Canadian labour delegates attended the United Nations High Level Meeting to ensure that the International Labour Organization (ILO) Recommendation 200 was part of the UN’s declaration. Recommendation 200 calls for the world of work to play a significant role in preventing HIV transmission and providing treatment, care, and support for HIV-affected workers and their families, as well as in protecting their human rights.

The Canadian labour delegation was led by CLC representative David Onyalo and included Rhonda Spence, international officer for CUPE, Ken Stuart, CAW national representative and Miranda Mason, CLC intern. The delegation worked with representatives of the International Trade Union Confederation (ITUC) and Canadian civil society activists to lobby government representatives and to put forward a workers agenda for prevention and universal access to treatment and support. 

Labour activists supported this effort with letters and emails sent to Canada’s Minister of Health urging that the United Nations incorporate and strengthen “workplace-based” HIV and AIDS responses.

The United Nations General Assembly adopted a declaration at the end of its three-day high-level meeting on AIDS on Friday, June 10, setting targets to end AIDS and charting a global response for the next five years. Paragraph 85 of the declaration reads as follows:

Commit to mitigate the impact of the epidemic on workers, their families, their dependants, workplaces and economies, including by taking into account all relevant ILO conventions, as well as the guidance provided by the relevant ILO recommendations, including ILO Recommendation 200, and call on employers, trade and labour unions, employees and volunteers to eliminate stigma and discrimination protect human rights and facilitate access to HIV prevention, treatment, care and support;

Labour’s next step is to collaborate with employers and government to develop a broad strategy and workplace-based approaches. This will require legislation, policy changes, employer/union collaboration, and a clear timeline.

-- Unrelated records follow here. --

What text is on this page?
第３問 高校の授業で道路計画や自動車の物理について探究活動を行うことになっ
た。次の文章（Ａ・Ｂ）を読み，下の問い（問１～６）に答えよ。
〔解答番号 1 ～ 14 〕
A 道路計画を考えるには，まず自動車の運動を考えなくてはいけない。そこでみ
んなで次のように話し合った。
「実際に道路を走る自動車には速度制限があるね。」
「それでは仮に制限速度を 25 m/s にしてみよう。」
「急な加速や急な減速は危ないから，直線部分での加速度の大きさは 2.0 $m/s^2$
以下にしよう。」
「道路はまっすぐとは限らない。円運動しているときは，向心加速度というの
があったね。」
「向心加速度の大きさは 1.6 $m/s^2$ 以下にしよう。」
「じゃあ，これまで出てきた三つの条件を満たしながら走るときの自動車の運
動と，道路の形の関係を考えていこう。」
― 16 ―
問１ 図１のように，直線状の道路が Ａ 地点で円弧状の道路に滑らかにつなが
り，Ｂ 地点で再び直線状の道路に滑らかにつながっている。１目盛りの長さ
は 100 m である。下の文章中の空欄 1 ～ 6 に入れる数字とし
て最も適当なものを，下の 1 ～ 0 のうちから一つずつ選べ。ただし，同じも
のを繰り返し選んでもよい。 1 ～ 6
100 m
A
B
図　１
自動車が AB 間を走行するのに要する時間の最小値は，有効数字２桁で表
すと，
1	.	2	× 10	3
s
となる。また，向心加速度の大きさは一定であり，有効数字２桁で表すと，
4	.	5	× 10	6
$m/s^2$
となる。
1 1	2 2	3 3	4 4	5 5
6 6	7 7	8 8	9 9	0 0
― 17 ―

At the same time labour must scale up our partnership with Canadian civil society in the campaign for universal access, prevention, treatment and support.  Internationally, we will continue to strengthen our partnership with ITUC-Africa, and explore ways of to work more closely with both unions and civil society organizations worldwide.

Here are some statistics that support why workplace response is necessary: 36-56 per cent of persons living with HIV have experienced loss of employment; 40-61 per cent have experienced workplace discrimination, exclusion or forced disclosure of HIV status; and fewer than 60 per cent of countries reported having any mechanism to address cases of HIV-related discrimination. Only 30 countries worldwide have reported that they have adopted rules explicitly regulating HIV/AIDS in the workplace.